Yesterday's Times had a few nice words about one of the great Hasidic thinkers of the last century: Avraham Yehoshua Heschel. It included this very sweet (and timely) anecdote:
In 1965, after walking in the Selma-to-Montgomery civil-rights march with the Rev. Dr. Martin Luther King Jr. Rabbi Abraham Joshua Heschel was at the Montgomery, Ala., airport, trying to find something to eat. A surly woman behind the snack-bar counter glared at Heschel — his yarmulke and white beard making him look like an ancient Hebrew prophet — and mockingly proclaimed: “Well, I’ll be damned. My mother always told me there was a Santa Claus, and I didn’t believe her, until now.” She told Heschel that there was no food to be had.

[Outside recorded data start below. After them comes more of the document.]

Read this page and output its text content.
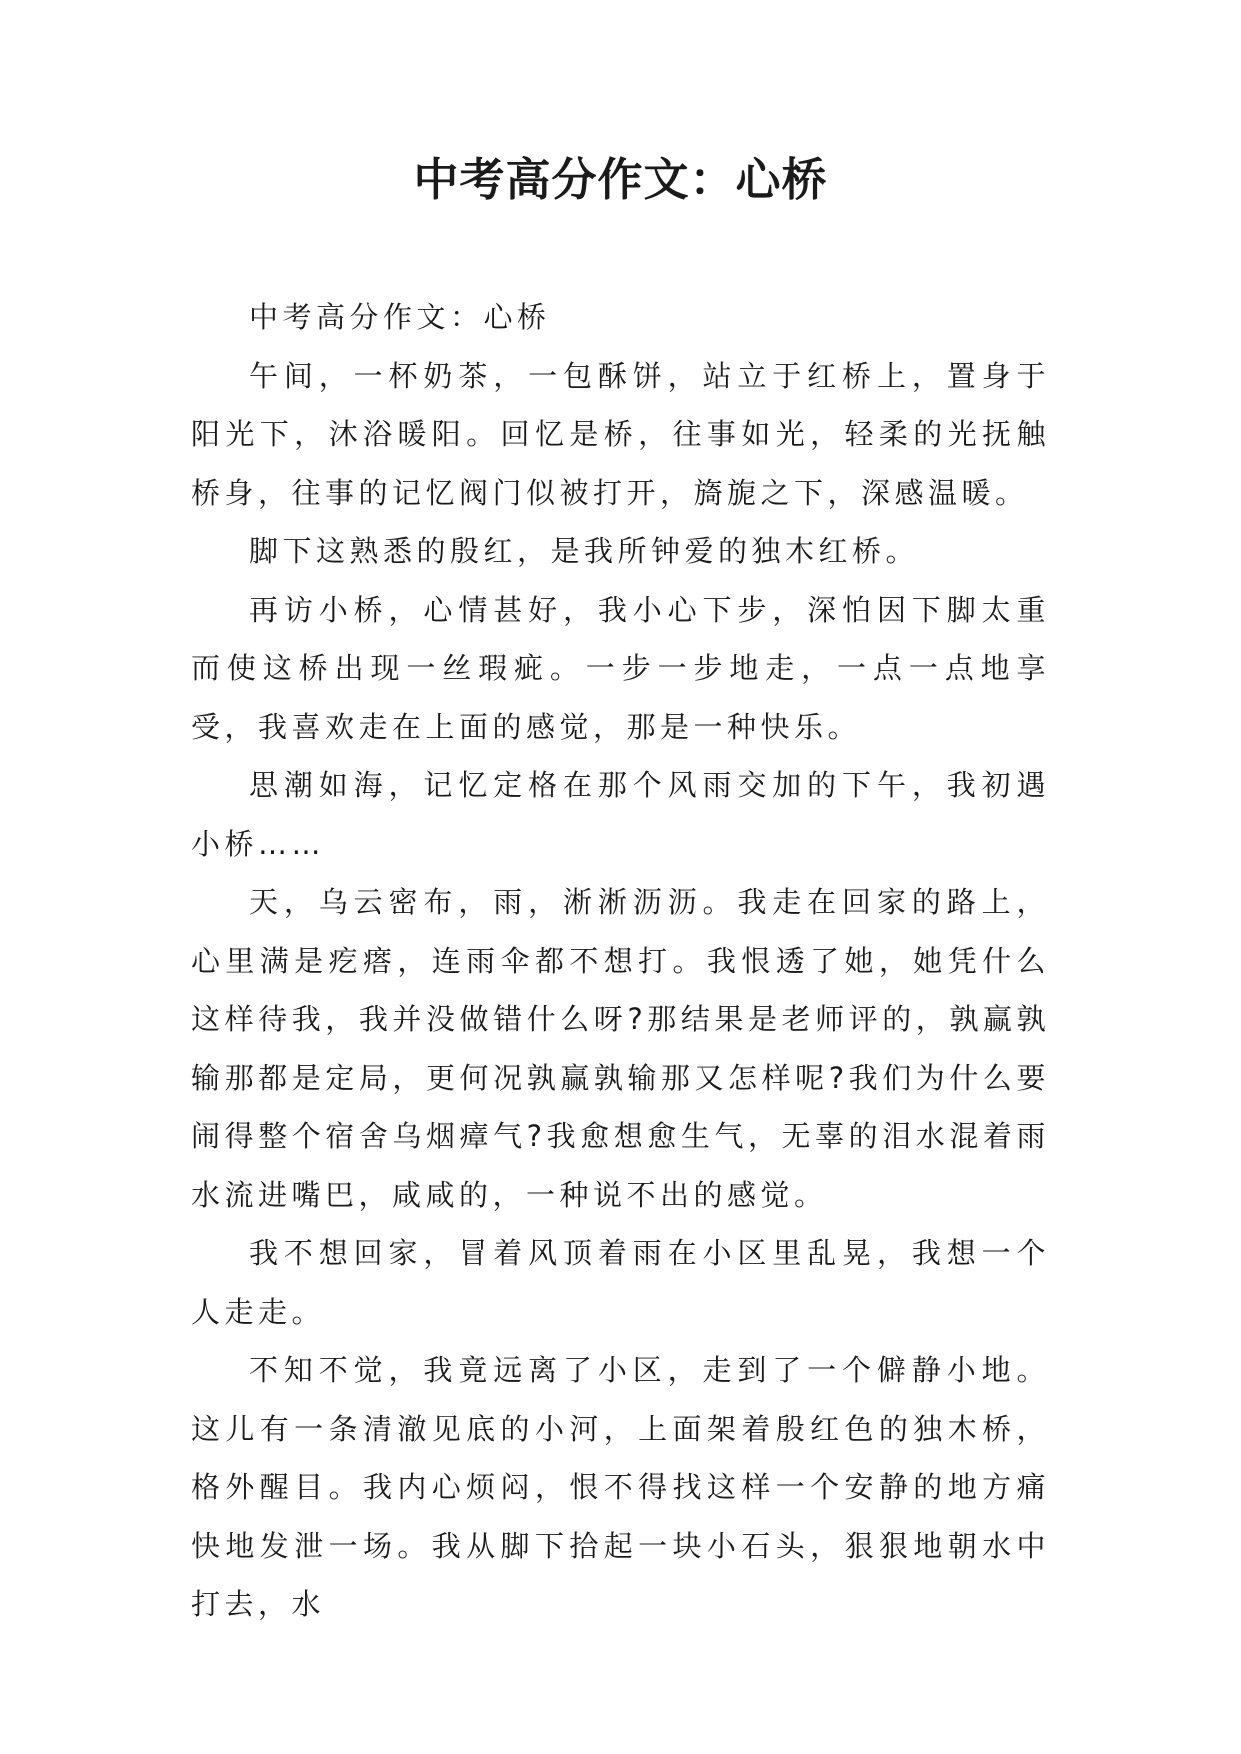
中考高分作文：心桥

中考高分作文：心桥

午间，一杯奶茶，一包酥饼，站立于红桥上，置身于阳光下，沐浴暖阳。回忆是桥，往事如光，轻柔的光抚触桥身，往事的记忆阀门似被打开，旖旎之下，深感温暖。

脚下这熟悉的殷红，是我所钟爱的独木红桥。

再访小桥，心情甚好，我小心下步，深怕因下脚太重而使这桥出现一丝瑕疵。一步一步地走，一点一点地享受，我喜欢走在上面的感觉，那是一种快乐。

思潮如海，记忆定格在那个风雨交加的下午，我初遇小桥……

天，乌云密布，雨，淅淅沥沥。我走在回家的路上，心里满是疙瘩，连雨伞都不想打。我恨透了她，她凭什么这样待我，我并没做错什么呀?那结果是老师评的，孰赢孰输那都是定局，更何况孰赢孰输那又怎样呢?我们为什么要闹得整个宿舍乌烟瘴气?我愈想愈生气，无辜的泪水混着雨水流进嘴巴，咸咸的，一种说不出的感觉。

我不想回家，冒着风顶着雨在小区里乱晃，我想一个人走走。

不知不觉，我竟远离了小区，走到了一个僻静小地。这儿有一条清澈见底的小河，上面架着殷红色的独木桥，格外醒目。我内心烦闷，恨不得找这样一个安静的地方痛快地发泄一场。我从脚下拾起一块小石头，狠狠地朝水中打去，水
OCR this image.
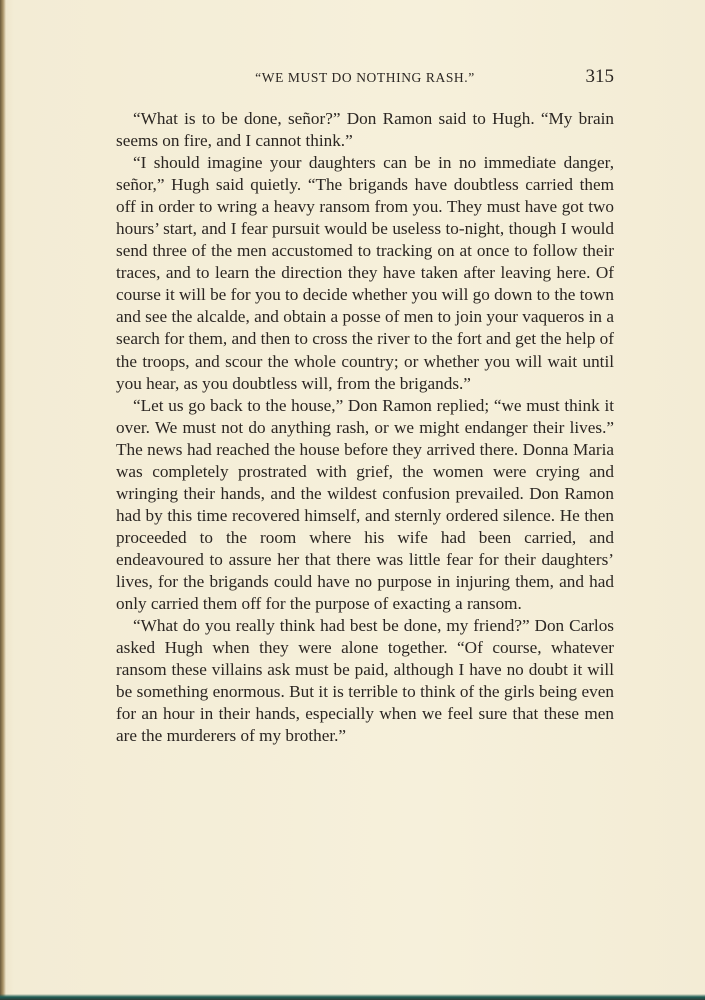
“WE MUST DO NOTHING RASH.”	315

“What is to be done, señor?” Don Ramon said to Hugh. “My brain seems on fire, and I cannot think.”

“I should imagine your daughters can be in no immediate danger, señor,” Hugh said quietly. “The brigands have doubtless carried them off in order to wring a heavy ransom from you. They must have got two hours’ start, and I fear pursuit would be useless to-night, though I would send three of the men accustomed to tracking on at once to follow their traces, and to learn the direction they have taken after leaving here. Of course it will be for you to decide whether you will go down to the town and see the alcalde, and obtain a posse of men to join your vaqueros in a search for them, and then to cross the river to the fort and get the help of the troops, and scour the whole country; or whether you will wait until you hear, as you doubtless will, from the brigands.”

“Let us go back to the house,” Don Ramon replied; “we must think it over. We must not do anything rash, or we might endanger their lives.” The news had reached the house before they arrived there. Donna Maria was completely prostrated with grief, the women were crying and wringing their hands, and the wildest confusion prevailed. Don Ramon had by this time recovered himself, and sternly ordered silence. He then proceeded to the room where his wife had been carried, and endeavoured to assure her that there was little fear for their daughters’ lives, for the brigands could have no purpose in injuring them, and had only carried them off for the purpose of exacting a ransom.

“What do you really think had best be done, my friend?” Don Carlos asked Hugh when they were alone together. “Of course, whatever ransom these villains ask must be paid, although I have no doubt it will be something enormous. But it is terrible to think of the girls being even for an hour in their hands, especially when we feel sure that these men are the murderers of my brother.”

In response, according to a new biography, “Spiritual Radical: Abraham Joshua Heschel in America, 1940-1972” by Edward K. Kaplan (Yale), Heschel simply smiled. He gently asked, “Is it possible that in the kitchen there might be some water?” Yes, she acknowledged. “Is it possible that in the refrigerator you might find a couple of eggs?” Perhaps, she admitted. Well, then, Heschel said, if you boiled the eggs in the water, “that would be just fine.”
She shot back, “And why should I?”
“Why should you?” Heschel said. “Well, after all, I did you a favor.”
“What favor did you ever do me?”
“I proved,” he said, “there was a Santa Claus.”